Most of the time a comparison just works. When it doesn't appear, it's usually because of the date field or the date range, so it helps to know how each is chosen.

The date field

Each visual compares against one date field, picked in this order:

  1. A date shown on the visual, such as an axis or a time grouping.
  2. A date you configure for a single-value or aggregate visual, even if it isn't shown.
  3. The dataset's primary date field.

If none of these points to one clear field, or a visual pulls dates from several datasets and the choice is ambiguous, the visual can't compare until you pick a date. Semaphor won't guess by grabbing the first date it finds.

Time-series charts need a date on the axis, because the earlier values are drawn onto the current dates. KPIs, category charts, and table metrics can compare using a configured or primary date without showing it.

The date range

Period comparisons need a range with both a start and an end.

When the Global Date range and a card's own date range point at the same field:

  • The Global Date range is what the comparison uses.
  • The card's range stays saved, and takes over again when Global Date is cleared or doesn't apply.
  • Date filters on other fields keep working as ordinary filters.

The two ranges are never combined. Combining them could quietly shrink the window and show a comparison that doesn't match what's on screen.

A few date settings can't define a comparison window: a single-sided condition (after a date, before a date), an exact-date match, not between, All time, or a reversed range. The visual still shows its current value; the comparison simply waits until there's a range with a start and end.

Where comparisons are available

Support depends on how a visual presents its numbers as much as on the visual type.

VisualPeriod comparisonTargetWhat it shows
KPIYesYesCurrent value, previous or target value, and a change indicator
Bar and horizontal barYesNoCurrent and comparison bars
Stacked barYesNoCurrent and comparison series
Line, area, stacked area, combo, stacked lineYesNoAn earlier series drawn on the current dates
TableYesYesThe comparison value and your chosen presentation
Pivot tableYesNoComparison columns for each pivoted metric
BulletYesYesCurrent value with a period or target marker
Custom visualComparison data is providedN/AYour renderer decides how to show it

Pie, donut, polar, radar, scatter, bubble, funnel, tornado, range, treemap, heatmap, text, and map visuals don't offer comparison settings yet.
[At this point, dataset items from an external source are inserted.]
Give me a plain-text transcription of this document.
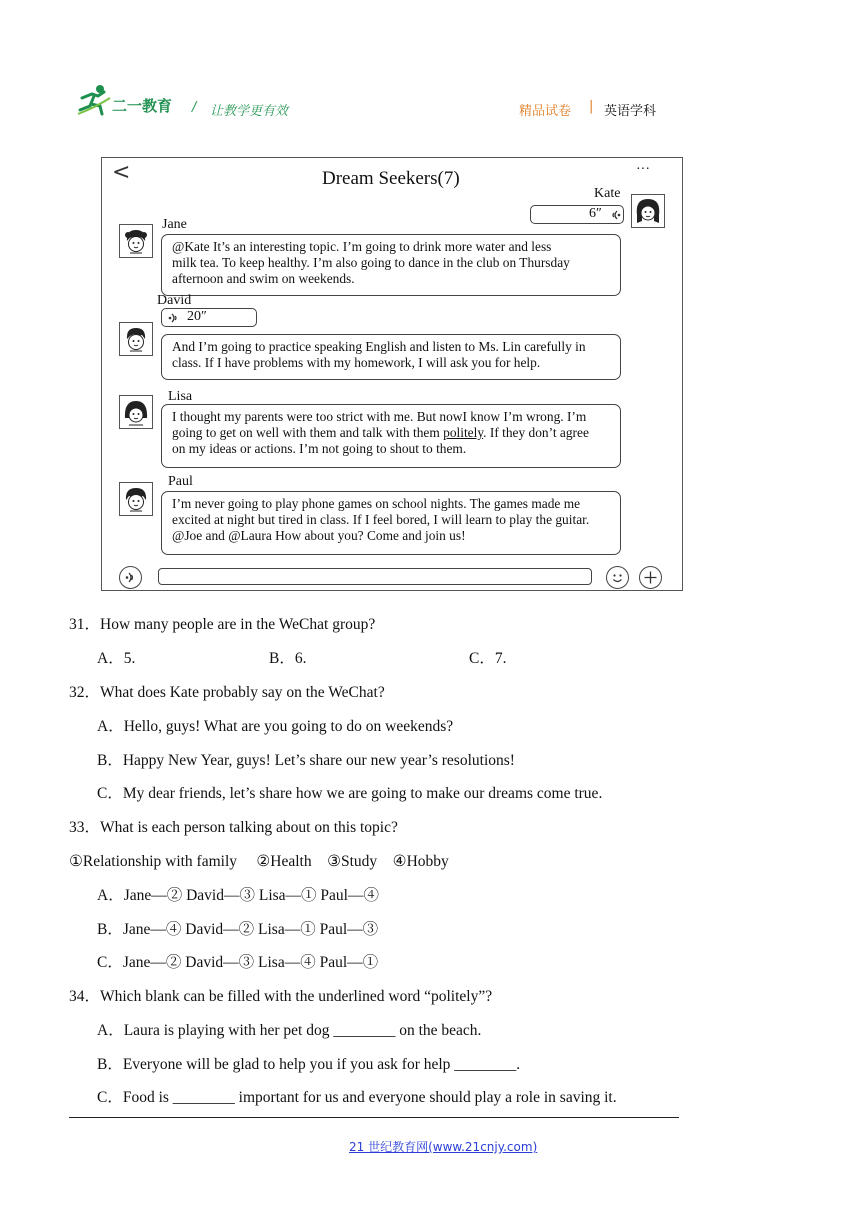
二一教育 / 让教学更有效	精品试卷 | 英语学科
<	Dream Seekers(7)	···
Kate
6″
Jane
@Kate It’s an interesting topic. I’m going to drink more water and less
milk tea. To keep healthy. I’m also going to dance in the club on Thursday
afternoon and swim on weekends.
David
20″
And I’m going to practice speaking English and listen to Ms. Lin carefully in
class. If I have problems with my homework, I will ask you for help.
Lisa
I thought my parents were too strict with me. But nowI know I’m wrong. I’m
going to get on well with them and talk with them politely. If they don’t agree
on my ideas or actions. I’m not going to shout to them.
Paul
I’m never going to play phone games on school nights. The games made me
excited at night but tired in class. If I feel bored, I will learn to play the guitar.
@Joe and @Laura How about you? Come and join us!
31．How many people are in the WeChat group?
A．5.	B．6.	C．7.
32．What does Kate probably say on the WeChat?
A．Hello, guys! What are you going to do on weekends?
B．Happy New Year, guys! Let’s share our new year’s resolutions!
C．My dear friends, let’s share how we are going to make our dreams come true.
33．What is each person talking about on this topic?
①Relationship with family　 ②Health　③Study　④Hobby
A．Jane—② David—③ Lisa—① Paul—④
B．Jane—④ David—② Lisa—① Paul—③
C．Jane—② David—③ Lisa—④ Paul—①
34．Which blank can be filled with the underlined word “politely”?
A．Laura is playing with her pet dog ________ on the beach.
B．Everyone will be glad to help you if you ask for help ________.
C．Food is ________ important for us and everyone should play a role in saving it.
21 世纪教育网(www.21cnjy.com)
Raw SQL cards don't get built-in comparisons. Columns you name current, previous, or delta in your own SQL are treated as ordinary results.

When a comparison can't run

When a comparison can't be worked out, the card keeps showing its current value and explains why rather than showing a wrong or empty number. The usual reasons:

  • No date range with a start and end is selected.
  • No single date field can be resolved for the visual.
  • Several possible date fields are ambiguous.
  • There isn't enough history to fill the comparison window.
  • The visual type or a raw SQL card doesn't support comparisons.

Missing history stays missing; it's never turned into zero. In a grouped result, a category can still appear for the current window even when it has no match in the comparison window.

To see exactly what a live comparison used, open the Comparison badge on the card. It shows the baseline, whether it came from the author or from the viewer's selection, and the resolved current and comparison date ranges.

Comparisons in saved views, embeds, and exports

A dashboard's date range and comparison selection are saved as two separate parts of the same setting. Lenses, embed inputs, scheduled snapshots, exports, PDFs, and Briefing attachments all preserve the comparison that was in effect for that run, so a saved or shared view shows the same numbers later.

Choosing a comparison as a viewer never changes the visual's saved configuration.